Monday, July 23, 2012
Still recovering from adventure with Mom yesteray. I know she's elderly...our only parent left. She can be so difficult which is why she probably rarely hears from her daughter far away in Texas. For some reason I want to please her and make her happy and we have a fun time. She asked me to take her and then tells me...I didn't bring my coupons because no one told me we were going shopping. I try to realize it's all tied into the dementia and early Alzheimer's yet I still end up taking it personally when she snaps at me. I end up feeling like I wasted my day for nothing. It makes me want to take her less and less and there are times I need to take her out and get things. Yesterday she's starting to talk about needing new underwear. I have taken her out to get fitted by experts so they fit well and paid big bucks for expensive ones and they don't fit she says.

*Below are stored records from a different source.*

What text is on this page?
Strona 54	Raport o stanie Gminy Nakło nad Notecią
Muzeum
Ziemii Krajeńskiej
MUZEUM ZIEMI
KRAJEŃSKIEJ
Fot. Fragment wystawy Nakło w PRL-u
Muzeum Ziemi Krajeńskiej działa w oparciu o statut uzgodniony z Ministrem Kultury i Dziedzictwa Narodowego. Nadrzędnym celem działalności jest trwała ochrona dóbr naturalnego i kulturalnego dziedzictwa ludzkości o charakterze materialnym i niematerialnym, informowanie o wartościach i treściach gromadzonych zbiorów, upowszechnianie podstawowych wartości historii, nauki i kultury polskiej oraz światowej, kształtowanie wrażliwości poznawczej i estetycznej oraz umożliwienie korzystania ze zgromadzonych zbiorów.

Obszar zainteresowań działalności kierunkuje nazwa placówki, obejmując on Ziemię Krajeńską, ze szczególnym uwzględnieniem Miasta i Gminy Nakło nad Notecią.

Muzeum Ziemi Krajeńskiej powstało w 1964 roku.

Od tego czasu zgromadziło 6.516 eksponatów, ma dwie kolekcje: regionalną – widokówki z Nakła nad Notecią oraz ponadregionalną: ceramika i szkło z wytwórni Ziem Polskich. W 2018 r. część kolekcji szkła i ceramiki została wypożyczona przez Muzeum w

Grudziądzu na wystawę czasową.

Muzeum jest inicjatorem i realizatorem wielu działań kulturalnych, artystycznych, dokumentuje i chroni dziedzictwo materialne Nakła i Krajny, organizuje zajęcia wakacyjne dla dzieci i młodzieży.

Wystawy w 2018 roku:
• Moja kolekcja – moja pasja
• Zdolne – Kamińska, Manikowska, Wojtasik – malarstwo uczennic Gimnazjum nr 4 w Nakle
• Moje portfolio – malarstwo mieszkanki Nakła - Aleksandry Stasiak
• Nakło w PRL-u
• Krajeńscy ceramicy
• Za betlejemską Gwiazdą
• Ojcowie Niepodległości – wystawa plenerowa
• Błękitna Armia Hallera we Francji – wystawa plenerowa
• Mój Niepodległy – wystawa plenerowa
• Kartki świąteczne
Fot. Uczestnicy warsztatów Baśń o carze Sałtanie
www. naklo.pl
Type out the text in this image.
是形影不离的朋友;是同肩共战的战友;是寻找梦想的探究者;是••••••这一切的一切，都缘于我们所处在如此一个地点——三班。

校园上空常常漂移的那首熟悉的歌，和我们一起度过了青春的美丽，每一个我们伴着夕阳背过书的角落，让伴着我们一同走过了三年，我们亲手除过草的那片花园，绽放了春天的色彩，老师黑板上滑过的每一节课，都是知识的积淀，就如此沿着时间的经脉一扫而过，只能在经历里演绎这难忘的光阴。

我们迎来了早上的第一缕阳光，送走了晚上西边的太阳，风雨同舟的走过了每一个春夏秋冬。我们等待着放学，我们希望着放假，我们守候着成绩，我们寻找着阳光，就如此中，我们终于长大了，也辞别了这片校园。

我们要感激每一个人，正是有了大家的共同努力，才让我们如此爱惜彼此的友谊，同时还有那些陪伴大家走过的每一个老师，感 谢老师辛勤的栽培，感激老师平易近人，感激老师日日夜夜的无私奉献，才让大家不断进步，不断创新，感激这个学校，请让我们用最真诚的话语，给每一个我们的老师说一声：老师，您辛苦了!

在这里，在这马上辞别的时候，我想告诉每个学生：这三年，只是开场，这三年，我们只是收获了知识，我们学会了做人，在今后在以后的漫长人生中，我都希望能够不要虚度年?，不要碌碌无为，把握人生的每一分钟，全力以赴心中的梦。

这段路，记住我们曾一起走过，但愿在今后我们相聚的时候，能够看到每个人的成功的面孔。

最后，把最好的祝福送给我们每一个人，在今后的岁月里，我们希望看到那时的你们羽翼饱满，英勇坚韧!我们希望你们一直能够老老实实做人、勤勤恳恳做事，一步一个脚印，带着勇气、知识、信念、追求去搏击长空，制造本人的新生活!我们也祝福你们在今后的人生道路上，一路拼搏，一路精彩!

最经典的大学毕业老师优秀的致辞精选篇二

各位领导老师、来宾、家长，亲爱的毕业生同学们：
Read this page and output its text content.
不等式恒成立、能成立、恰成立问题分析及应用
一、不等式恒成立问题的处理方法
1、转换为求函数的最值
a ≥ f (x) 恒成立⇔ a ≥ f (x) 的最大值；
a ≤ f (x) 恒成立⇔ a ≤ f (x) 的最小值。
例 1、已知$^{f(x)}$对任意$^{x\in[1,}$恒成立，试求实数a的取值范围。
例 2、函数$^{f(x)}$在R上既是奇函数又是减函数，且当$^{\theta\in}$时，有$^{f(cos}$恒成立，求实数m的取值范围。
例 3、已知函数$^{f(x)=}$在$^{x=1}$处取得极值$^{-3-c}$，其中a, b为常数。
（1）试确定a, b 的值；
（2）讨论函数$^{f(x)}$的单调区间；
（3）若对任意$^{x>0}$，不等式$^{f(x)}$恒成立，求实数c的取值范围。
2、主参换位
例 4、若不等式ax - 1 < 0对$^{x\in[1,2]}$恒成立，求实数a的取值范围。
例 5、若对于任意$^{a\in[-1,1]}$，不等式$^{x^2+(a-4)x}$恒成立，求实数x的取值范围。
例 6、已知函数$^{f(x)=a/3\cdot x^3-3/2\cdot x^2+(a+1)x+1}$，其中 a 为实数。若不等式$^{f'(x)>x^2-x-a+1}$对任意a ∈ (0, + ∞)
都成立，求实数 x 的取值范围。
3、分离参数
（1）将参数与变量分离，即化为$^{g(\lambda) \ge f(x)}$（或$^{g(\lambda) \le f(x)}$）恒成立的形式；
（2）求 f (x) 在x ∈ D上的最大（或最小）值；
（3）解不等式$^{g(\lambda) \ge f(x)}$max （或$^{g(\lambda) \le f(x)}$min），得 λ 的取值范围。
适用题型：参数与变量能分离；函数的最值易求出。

I'm thankful she lived far away for most of our lives. Yet I long for her to be comfortable, loved and enjoy the latter years of her life. We have had good times together and I long for those days to just be buddies. I know she appreciates what we do...as she tells us frequently but it wears me out being around her much any more. I come back drained, frustrated discouraged and worn out.
Yet I know I shouldn't take it all to heart and add the burden to my load. I also get discouraged as I come home and her son (my hubby) carries so many of her difficult traits I wonder if after she's gone...I will have the newer generation of her left to deal with. He's repicking up all her traits being around her.
Boy I am on a bummer today. Woke up early and need to get in God's word to soothe the soul and refocus.
Meeting tonight after work so will be a late evening. Trying to decide whether to squeeze in Curves tonight after work with MOM. Probably will do us both good.